Example 1: Comparing Two Treatment Groups
A randomized controlled trial compared a new antihypertensive medication (Treatment A) with a standard medication (Treatment B) in 50 patients with hypertension. The primary outcome was reduction in systolic blood pressure after 8 weeks of treatment.
Sample Data:
Treatment A (mmHg reduction) | Treatment B (mmHg reduction) |
---|---|
15, 12, 17, 14, 18, 20, 13, 16, 19, 14 | 10, 8, 12, 9, 11, 14, 7, 10, 13, 9 |
Statistical Analysis:
Since we are comparing two independent groups with continuous data, we need to first check if the data are normally distributed.

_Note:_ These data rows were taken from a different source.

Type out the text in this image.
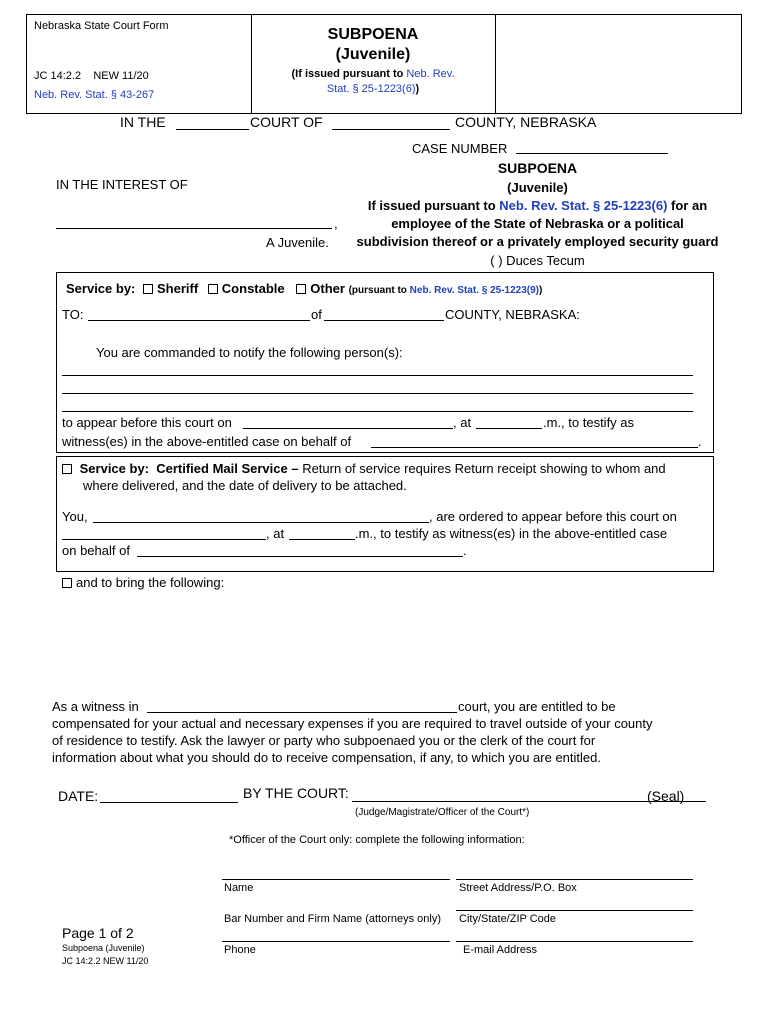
Nebraska State Court Form
JC 14:2.2 NEW 11/20
Neb. Rev. Stat. § 43-267
SUBPOENA
(Juvenile)
(If issued pursuant to Neb. Rev.
Stat. § 25-1223(6))
IN THE	COURT OF	COUNTY, NEBRASKA
CASE NUMBER
IN THE INTEREST OF
,
A Juvenile.
SUBPOENA
(Juvenile)
If issued pursuant to Neb. Rev. Stat. § 25-1223(6) for an
employee of the State of Nebraska or a political
subdivision thereof or a privately employed security guard
( ) Duces Tecum
Service by: Sheriff Constable Other (pursuant to Neb. Rev. Stat. § 25-1223(9))
TO:	of	COUNTY, NEBRASKA:
You are commanded to notify the following person(s):
to appear before this court on	, at	.m., to testify as
witness(es) in the above-entitled case on behalf of	.
Service by: Certified Mail Service – Return of service requires Return receipt showing to whom and
where delivered, and the date of delivery to be attached.
You,	, are ordered to appear before this court on
, at	.m., to testify as witness(es) in the above-entitled case
on behalf of	.
and to bring the following:
As a witness in	court, you are entitled to be
compensated for your actual and necessary expenses if you are required to travel outside of your county
of residence to testify. Ask the lawyer or party who subpoenaed you or the clerk of the court for
information about what you should do to receive compensation, if any, to which you are entitled.
DATE:	BY THE COURT:	(Seal)
(Judge/Magistrate/Officer of the Court*)
*Officer of the Court only: complete the following information:
Name	Street Address/P.O. Box
Bar Number and Firm Name (attorneys only) City/State/ZIP Code
Phone	E-mail Address
Page 1 of 2
Subpoena (Juvenile)
JC 14:2.2 NEW 11/20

Assuming normality, an independent t-test would be appropriate.
Results: Mean reduction in Treatment A = 15.8 mmHg, Treatment B = 10.3 mmHg
t-statistic: 5.42, p-value: < 0.001
Interpretation: There is a statistically significant difference in blood pressure reduction between the two treatments, with Treatment A showing a greater reduction.
Example 2: Before-After Intervention Study
A study evaluated the effect of a 12-week exercise program on HbA1c levels in 15 patients with type 2 diabetes.
Sample Data:
Patient | HbA1c Before (%) | HbA1c After (%) |
---|---|---|
1-5 | 8.2, 7.9, 8.5, 7.6, 8.0 | 7.5, 7.3, 7.8, 7.1, 7.4 |
6-10 | 8.3, 7.8, 8.1, 7.7, 8.4 | 7.6, 7.2, 7.5, 7.0, 7.7 |
11-15 | 7.5, 8.2, 7.9, 8.3, 8.0 | 7.0, 7.6, 7.3, 7.7, 7.4 |
Statistical Analysis:
Since we are comparing measurements from the same patients before and after an intervention, a paired t-test would be appropriate (assuming the differences are normally distributed).

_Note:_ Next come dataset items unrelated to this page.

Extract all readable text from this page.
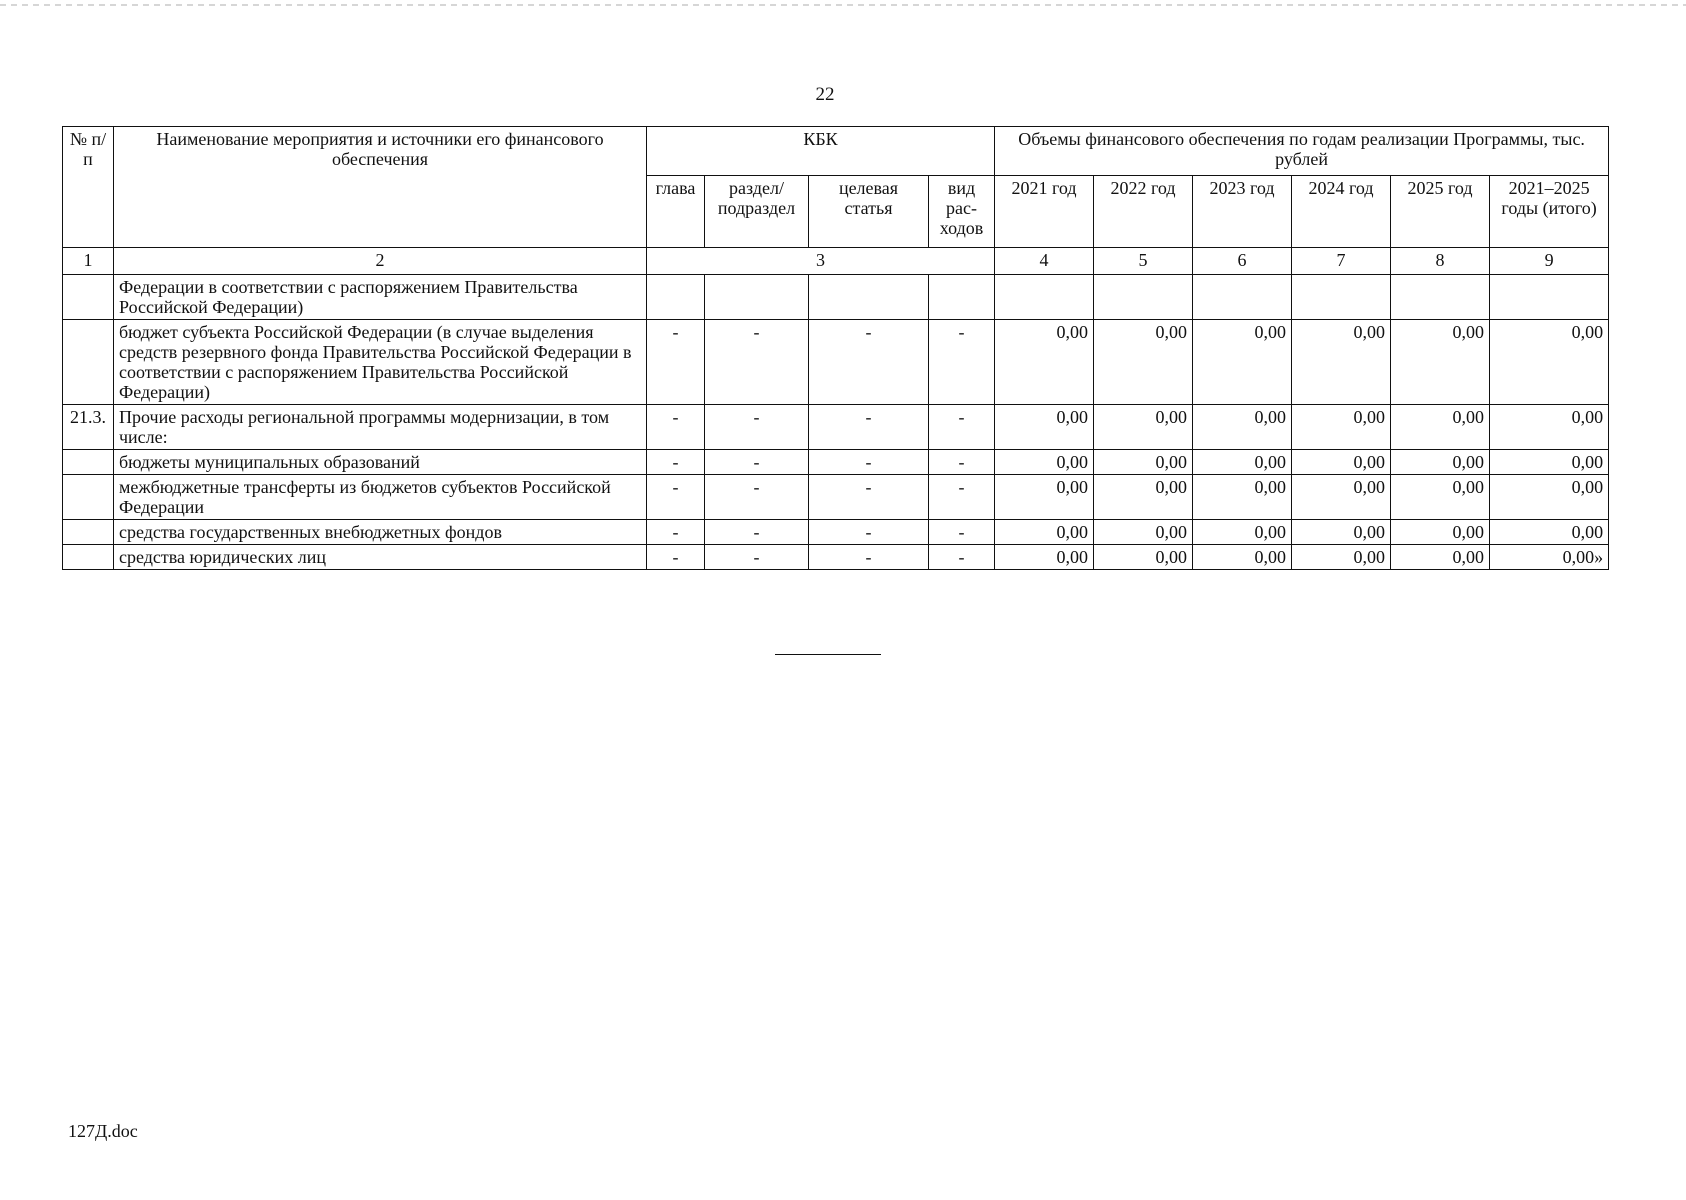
22
№ п/п	Наименование мероприятия и источники его финансового обеспечения	КБК				Объемы финансового обеспечения по годам реализации Программы, тыс. рублей					
		глава	раздел/ подраздел	целевая статья	вид рас-ходов	2021 год	2022 год	2023 год	2024 год	2025 год	2021–2025 годы (итого)
1	2	3				4	5	6	7	8	9
	Федерации в соответствии с распоряжением Правительства Российской Федерации)										
	бюджет субъекта Российской Федерации (в случае выделения средств резервного фонда Правительства Российской Федерации в соответствии с распоряжением Правительства Российской Федерации)	-	-	-	-	0,00	0,00	0,00	0,00	0,00	0,00
21.3.	Прочие расходы региональной программы модернизации, в том числе:	-	-	-	-	0,00	0,00	0,00	0,00	0,00	0,00
	бюджеты муниципальных образований	-	-	-	-	0,00	0,00	0,00	0,00	0,00	0,00
	межбюджетные трансферты из бюджетов субъектов Российской Федерации	-	-	-	-	0,00	0,00	0,00	0,00	0,00	0,00
	средства государственных внебюджетных фондов	-	-	-	-	0,00	0,00	0,00	0,00	0,00	0,00
	средства юридических лиц	-	-	-	-	0,00	0,00	0,00	0,00	0,00	0,00»
127Д.doc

Results: Mean HbA1c before = 8.03%, after = 7.41%
Mean difference: 0.62% (95% CI: 0.54 to 0.70)
t-statistic: 16.5, p-value: < 0.001
Interpretation: There is a statistically significant reduction in HbA1c levels after the exercise program.
Example 3: Association Between Risk Factor and Disease
A case-control study examined the association between smoking status and lung cancer in 200 participants (100 cases with lung cancer, 100 controls without lung cancer).
Sample Data:
Smokers | Non-smokers | Total | |
---|---|---|---|
Lung Cancer | 75 | 25 | 100 |
No Lung Cancer | 40 | 60 | 100 |
Total | 115 | 85 | 200 |
Statistical Analysis:
Since we are examining the association between two categorical variables, a chi-square test would be appropriate.

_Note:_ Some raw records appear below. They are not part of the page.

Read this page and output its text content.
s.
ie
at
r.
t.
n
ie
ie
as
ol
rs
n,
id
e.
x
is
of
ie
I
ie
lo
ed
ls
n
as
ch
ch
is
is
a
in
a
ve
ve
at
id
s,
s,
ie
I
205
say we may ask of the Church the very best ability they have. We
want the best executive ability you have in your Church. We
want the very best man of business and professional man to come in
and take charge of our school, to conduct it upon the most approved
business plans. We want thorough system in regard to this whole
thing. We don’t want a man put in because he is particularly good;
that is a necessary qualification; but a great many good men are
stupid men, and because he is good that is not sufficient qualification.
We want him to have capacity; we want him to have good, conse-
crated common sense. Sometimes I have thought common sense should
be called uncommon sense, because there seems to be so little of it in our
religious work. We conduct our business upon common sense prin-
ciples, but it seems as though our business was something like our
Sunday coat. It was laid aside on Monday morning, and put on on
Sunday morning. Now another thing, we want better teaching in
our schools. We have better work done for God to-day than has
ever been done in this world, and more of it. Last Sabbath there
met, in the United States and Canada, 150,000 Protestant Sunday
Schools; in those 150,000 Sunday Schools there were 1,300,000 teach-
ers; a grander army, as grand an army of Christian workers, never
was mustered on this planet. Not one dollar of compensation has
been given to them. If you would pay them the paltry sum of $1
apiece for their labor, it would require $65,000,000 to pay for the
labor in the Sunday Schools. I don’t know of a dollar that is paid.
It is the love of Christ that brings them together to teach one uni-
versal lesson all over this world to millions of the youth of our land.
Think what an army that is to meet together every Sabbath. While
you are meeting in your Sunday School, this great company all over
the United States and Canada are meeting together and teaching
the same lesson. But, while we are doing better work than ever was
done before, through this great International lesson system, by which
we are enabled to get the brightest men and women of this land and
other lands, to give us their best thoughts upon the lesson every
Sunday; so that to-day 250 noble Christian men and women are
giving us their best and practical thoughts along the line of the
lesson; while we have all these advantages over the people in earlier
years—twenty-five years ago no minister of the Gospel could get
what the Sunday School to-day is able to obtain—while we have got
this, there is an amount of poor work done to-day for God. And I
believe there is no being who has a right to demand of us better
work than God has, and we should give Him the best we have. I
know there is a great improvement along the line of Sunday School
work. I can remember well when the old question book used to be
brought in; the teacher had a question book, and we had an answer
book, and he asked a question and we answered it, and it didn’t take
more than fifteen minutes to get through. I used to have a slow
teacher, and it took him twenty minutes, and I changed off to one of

Results: Chi-square statistic = 24.35, p-value: < 0.001
Odds Ratio: 4.5 (95% CI: 2.4 to 8.4)
Interpretation: There is a statistically significant association between smoking and lung cancer. The odds of having lung cancer are 4.5 times higher among smokers compared to non-smokers.
Example 4: Correlation Between Clinical Variables
A study examined the correlation between body mass index (BMI) and systolic blood pressure (SBP) in 50 adults.
Sample Data (excerpt):
Patient | BMI (kg/m²) | SBP (mmHg) |
---|---|---|
1-5 | 22.5, 27.8, 31.2, 24.6, 29.3 | 118, 132, 145, 125, 138 |
6-10 | 26.1, 33.5, 25.2, 30.7, 28.4 | 128, 150, 122, 142, 135 |
Statistical Analysis:
Since we are examining the relationship between two continuous variables, a Pearson correlation would be appropriate (assuming both variables are normally distributed).
Results: Correlation coefficient (r) = 0.72, p-value: < 0.001
Interpretation: There is a strong positive correlation between BMI and systolic blood pressure, indicating that as BMI increases, systolic blood pressure tends to increase as well.